Of course the Disco boy makes mistakes, silly mistakes, but there is a sense that he is learning from these mistakes, however slowly. In this sense, the Disco scene is not that much different from many pop music phenomena, and we ought not hate the people who succumb to shallow pastimes. If anyone has any doubt about the importance of Disco music on electronica music, trance, and other forms of modern dance music, they should read my article, "Vasquez, Levan: Paradise Glossed." (New York Observer, Vol. 14, No. 41, 30 Oct. 2000: 22.)

If you search on the Internet for the lyrics for "Disco Boy," you should note that somebody transcribed the words to the song incorrectly, completely distorting a crucial moment in the Disco boy's story. The incorrectly transcribed lyric appears as: "You'll never go on duty that's what you think…" This mistake has been reproduced too many times on the Internet to correct, let alone count. The correct lyric should read: "You're never gonna doody, that's what you think…"

So what happens to the Disco boy? Basically, he grooms himself meticulously with his nagging mother in mind, gets out on the dance floor, allows the excitement of the moment to bring him to a moment of near ecstasy, and then suddenly needs to relieve his bowels. Instead of doing the sensible thing, he doesn't want to leave the excitement and, in his own strange way, even thinks that the pretty people on the dance floor are somehow superhuman and don't need to engage in base human functions. The Disco boy tries to hold it in ("You're never gonna doody…").

Following this frustrating and futile moment, there is a long instrumental section in which the word "doody" appears at the end of every phrase. Then at the end of the instrumental section, what happens is even rather gruesome: a long, loud occurrence of the sub-contra A, the lowest note heard on the piano (the boom). There is irony here, since this sub-contra A is played on a synthesizer, which in theory can play lower than this traditional bottom limit of the pitch spectrum.

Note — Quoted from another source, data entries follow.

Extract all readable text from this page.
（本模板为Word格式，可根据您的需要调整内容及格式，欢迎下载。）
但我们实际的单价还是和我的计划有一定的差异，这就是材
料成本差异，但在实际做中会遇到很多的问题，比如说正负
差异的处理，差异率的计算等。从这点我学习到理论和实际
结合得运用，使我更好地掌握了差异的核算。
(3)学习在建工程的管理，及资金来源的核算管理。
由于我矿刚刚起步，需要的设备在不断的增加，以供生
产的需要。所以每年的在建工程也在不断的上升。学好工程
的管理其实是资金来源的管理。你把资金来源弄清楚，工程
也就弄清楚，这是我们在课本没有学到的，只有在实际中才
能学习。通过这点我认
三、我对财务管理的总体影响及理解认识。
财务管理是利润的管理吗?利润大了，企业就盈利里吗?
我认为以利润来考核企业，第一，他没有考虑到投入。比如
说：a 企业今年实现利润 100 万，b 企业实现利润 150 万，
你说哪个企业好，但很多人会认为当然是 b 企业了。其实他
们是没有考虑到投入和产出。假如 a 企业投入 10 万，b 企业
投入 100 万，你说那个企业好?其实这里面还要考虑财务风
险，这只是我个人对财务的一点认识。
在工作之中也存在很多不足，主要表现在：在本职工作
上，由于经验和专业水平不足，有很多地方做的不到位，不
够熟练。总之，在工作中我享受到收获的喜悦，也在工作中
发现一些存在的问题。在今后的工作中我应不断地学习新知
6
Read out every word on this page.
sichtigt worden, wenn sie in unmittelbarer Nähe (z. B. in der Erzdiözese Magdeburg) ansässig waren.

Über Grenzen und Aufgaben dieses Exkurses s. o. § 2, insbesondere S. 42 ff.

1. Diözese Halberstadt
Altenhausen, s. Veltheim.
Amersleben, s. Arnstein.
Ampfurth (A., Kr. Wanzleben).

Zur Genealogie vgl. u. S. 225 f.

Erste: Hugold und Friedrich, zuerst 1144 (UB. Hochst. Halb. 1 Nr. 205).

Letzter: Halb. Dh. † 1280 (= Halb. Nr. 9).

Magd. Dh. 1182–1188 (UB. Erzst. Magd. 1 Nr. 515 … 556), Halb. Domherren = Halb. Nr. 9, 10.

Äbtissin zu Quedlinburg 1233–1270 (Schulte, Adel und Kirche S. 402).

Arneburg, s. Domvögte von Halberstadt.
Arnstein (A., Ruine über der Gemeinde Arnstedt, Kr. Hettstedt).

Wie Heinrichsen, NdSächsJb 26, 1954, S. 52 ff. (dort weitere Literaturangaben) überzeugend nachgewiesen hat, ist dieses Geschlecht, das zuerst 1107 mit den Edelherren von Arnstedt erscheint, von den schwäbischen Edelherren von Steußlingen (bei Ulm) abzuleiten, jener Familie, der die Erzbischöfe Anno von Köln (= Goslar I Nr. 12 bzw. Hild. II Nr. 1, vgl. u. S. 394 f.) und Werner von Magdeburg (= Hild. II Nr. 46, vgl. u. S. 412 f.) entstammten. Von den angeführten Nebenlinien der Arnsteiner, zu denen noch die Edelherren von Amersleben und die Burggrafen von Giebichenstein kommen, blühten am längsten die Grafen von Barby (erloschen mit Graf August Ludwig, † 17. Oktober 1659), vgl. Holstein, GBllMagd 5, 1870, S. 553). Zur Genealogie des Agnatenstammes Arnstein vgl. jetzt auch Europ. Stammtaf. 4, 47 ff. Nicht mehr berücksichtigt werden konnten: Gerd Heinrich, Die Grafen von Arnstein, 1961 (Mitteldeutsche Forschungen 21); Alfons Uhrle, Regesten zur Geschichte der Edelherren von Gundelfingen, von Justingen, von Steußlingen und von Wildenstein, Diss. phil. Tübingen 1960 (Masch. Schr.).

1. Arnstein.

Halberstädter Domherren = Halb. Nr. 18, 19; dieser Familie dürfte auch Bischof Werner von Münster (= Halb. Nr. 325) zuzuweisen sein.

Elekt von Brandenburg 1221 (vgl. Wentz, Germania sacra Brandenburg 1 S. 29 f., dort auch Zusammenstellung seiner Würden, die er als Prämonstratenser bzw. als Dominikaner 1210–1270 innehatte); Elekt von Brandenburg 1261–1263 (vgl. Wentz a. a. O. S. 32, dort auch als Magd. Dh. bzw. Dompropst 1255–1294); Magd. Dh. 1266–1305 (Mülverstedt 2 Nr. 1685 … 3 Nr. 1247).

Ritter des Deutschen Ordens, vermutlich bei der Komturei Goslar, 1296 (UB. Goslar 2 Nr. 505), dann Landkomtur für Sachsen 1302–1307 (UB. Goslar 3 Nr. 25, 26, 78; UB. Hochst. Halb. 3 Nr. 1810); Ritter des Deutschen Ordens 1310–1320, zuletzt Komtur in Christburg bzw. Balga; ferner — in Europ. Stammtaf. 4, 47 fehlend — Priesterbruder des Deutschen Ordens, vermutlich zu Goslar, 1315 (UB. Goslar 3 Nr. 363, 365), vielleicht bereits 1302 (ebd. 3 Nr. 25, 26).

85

One might find the low note simply a fun way to end the section, without any symbolism attached to it. Franz Liszt used this sub-contra A in his only piano sonata, perhaps suggesting a crack of thunder, but he famously stated that there was no "program" to his 39-minute work. Nonetheless, I interpret (using a similar methodology to McClary's Beethoven analysis mentioned above) this sub-contra A as symbolizing the Disco boy finally relieving himself. Since bowel movements are not noisy affairs unless accompanied by a significant amount of flatulence, this low note is my third and final example.



In recapping these three depictions of flatulence: for Beethoven it was a rumble; to Stockhausen it was a honk; and for Zappa it was a boom. Other than these subtle differences, which are more nuances than anything else, all three composers imagined flatulence occurring in the low register and of rather long duration. They also depicted it humorously, which is admittedly a matter of taste in the long run.

If two out of three of my exegeses take hold (the Stockhausen is too obvious to challenge), one will never listen to these works in the same light. That might not be something an honest musicologist should brag about, but at least one should always consider the alternative: integrity dies when remaining silent about these things, once they are discovered; in other words, ignoring these facts may make silence, but it would also be deadly.


ED NOTE: Who Cut the Cheese?: A Cultural History of the Fart By Jim Dawson (Ten Speed Press, 1999) also notes that Mozart was enamored of flatulence.